I want to be able to save my json.load(data) into a pyspark dataframe as I need to save the data in databricks delta lake, how can I read this data to pyspark dataframe. Below is my code and sample data

{
 "appUuid": "aaaa-bbbb-cccc",
 "SystemId": null,
 "city": "Lancaster",
 "state": "NY",
 "zipCode": "140",
 "field1": "others",
 "field2": "others"
}
{
 "appUuid": "bbbb-dddd-eeee",
 "SystemId": null,
 "city": "Alden ",
 "state": "NY",
 "zipCode": "140",
 "field1": "others",
 "field2": "others"
}
from azure.cosmos import CosmosClient

client = CosmosClient('https://<cosmos_client>.documents.azure.com:443/', credential='AccountKey')
DATABASE_NAME = 'TestDB'
database = client.get_database_client(DATABASE_NAME)
CONTAINER_NAME = 'Test'
container = database.get_container_client(CONTAINER_NAME)

import json
for item in container.query_items(
         query='SELECT Top 10 * FROM Test',
        enable_cross_partition_query=True):
    data = json.dumps(item, indent=True)
    print(data)
    print(type(data))

# converting string to json dict
data1 = json.loads(data)
print(data1)
print(type(data1))


from pyspark.sql import *
from pyspark.sql import SparkSession,Row
spark = SparkSession.builder.getOrCreate()
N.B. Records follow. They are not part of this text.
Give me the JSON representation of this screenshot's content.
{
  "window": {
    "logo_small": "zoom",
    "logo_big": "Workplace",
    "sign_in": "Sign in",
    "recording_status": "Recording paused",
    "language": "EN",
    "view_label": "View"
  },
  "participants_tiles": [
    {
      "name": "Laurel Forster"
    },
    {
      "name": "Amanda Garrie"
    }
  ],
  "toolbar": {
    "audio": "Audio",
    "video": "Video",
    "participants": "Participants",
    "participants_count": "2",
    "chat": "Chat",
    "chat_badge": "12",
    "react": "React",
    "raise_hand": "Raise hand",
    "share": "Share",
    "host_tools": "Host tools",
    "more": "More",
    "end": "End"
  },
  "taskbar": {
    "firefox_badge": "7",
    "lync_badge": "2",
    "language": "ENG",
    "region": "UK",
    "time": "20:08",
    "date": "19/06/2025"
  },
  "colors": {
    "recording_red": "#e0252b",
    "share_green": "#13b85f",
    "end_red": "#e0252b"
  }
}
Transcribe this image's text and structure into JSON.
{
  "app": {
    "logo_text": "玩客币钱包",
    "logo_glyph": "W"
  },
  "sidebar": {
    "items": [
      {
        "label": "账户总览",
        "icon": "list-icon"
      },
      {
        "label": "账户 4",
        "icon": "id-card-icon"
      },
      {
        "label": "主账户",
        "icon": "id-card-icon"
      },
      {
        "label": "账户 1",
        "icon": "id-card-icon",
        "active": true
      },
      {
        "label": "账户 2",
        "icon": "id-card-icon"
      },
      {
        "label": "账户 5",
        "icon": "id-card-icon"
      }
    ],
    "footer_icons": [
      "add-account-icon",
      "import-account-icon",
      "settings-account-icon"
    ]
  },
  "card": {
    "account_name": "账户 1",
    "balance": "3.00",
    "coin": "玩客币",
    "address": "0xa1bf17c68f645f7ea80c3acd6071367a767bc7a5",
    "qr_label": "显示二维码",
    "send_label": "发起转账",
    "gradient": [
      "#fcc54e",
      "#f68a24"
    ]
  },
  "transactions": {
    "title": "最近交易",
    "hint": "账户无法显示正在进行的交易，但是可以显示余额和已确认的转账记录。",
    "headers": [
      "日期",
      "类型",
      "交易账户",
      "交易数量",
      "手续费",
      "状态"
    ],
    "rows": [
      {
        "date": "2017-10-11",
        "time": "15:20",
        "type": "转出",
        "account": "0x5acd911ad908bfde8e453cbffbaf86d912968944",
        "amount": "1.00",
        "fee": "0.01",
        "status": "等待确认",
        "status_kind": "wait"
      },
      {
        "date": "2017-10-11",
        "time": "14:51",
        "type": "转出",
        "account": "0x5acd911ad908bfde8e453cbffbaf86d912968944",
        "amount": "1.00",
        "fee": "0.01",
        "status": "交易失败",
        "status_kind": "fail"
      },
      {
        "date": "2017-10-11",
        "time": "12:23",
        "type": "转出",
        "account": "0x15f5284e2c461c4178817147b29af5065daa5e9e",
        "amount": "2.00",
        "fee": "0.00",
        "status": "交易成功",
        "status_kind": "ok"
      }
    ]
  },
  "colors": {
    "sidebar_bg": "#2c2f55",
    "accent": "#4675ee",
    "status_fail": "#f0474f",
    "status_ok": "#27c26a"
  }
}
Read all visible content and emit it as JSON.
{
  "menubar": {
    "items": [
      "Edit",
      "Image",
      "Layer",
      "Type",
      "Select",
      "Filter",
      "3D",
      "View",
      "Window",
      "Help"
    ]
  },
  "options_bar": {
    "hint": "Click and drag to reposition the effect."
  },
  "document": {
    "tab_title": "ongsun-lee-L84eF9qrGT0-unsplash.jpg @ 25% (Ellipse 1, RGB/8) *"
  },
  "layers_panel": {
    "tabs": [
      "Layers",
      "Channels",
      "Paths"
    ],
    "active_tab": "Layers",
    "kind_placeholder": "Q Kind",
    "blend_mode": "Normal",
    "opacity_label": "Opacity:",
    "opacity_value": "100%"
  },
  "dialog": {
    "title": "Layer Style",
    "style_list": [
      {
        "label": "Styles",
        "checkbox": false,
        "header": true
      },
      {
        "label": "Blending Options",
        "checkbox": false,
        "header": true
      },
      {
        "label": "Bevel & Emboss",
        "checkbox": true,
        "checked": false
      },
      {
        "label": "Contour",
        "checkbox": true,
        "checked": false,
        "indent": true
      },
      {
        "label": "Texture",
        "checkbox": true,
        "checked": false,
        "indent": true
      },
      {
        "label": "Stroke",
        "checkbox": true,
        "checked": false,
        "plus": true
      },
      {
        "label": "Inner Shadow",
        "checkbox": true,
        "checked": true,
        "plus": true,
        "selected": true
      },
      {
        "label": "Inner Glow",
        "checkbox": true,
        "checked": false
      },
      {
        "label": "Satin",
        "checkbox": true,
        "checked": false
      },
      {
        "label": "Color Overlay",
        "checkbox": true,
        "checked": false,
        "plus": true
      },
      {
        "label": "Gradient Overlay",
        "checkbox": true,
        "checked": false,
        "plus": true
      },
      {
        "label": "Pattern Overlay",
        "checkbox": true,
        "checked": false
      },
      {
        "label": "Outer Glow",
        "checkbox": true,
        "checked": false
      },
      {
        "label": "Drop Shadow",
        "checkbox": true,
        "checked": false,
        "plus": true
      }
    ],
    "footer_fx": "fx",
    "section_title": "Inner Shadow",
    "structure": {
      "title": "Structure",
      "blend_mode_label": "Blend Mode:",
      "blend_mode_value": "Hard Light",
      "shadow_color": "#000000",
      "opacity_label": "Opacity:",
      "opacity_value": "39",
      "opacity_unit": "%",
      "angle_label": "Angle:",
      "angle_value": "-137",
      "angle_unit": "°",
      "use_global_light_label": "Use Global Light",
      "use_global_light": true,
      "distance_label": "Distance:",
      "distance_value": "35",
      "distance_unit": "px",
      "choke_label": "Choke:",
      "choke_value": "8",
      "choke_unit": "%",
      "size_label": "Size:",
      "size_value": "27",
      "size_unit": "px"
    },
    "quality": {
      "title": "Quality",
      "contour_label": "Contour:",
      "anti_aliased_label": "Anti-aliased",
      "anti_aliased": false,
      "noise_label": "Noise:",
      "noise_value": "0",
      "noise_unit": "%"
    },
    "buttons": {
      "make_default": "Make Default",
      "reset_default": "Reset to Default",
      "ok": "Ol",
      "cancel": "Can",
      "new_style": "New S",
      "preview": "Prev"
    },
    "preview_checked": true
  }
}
df = spark.read.json(data1) -- I am getting error on this line.
display(df)

I am getting this error:

"IllegalArgumentException: java.net.URISyntaxException: Relative path in absolute URI: {"

Solution

  • You need to properly parse your JSON data

    data = """{
     "appUuid": "aaaa-bbbb-cccc",
     "SystemId": null,
     "city": "Lancaster",
     "state": "NY",
     "zipCode": "140",
     "field1": "others",
     "field2": "others"
    }
    {
     "appUuid": "bbbb-dddd-eeee",
     "SystemId": null,
     "city": "Alden ",
     "state": "NY",
     "zipCode": "140",
     "field1": "others",
     "field2": "others"
    }"""
    
    import re  
    #convert null for parsing
    data = re.findall('[^}]+}',data.replace("null",'"null"'))
    
    #cast to dict type
    import ast
    data = list(map(ast.literal_eval,data))
    
    df = spark.read.json(sc.parallelize(data))
    df.show()
    

    Output:

    +--------+--------------+---------+------+------+-----+-------+
    |SystemId|       appUuid|     city|field1|field2|state|zipCode|
    +--------+--------------+---------+------+------+-----+-------+
    |    null|aaaa-bbbb-cccc|Lancaster|others|others|   NY|    140|
    |    null|bbbb-dddd-eeee|   Alden |others|others|   NY|    140|
    +--------+--------------+---------+------+------+-----+-------+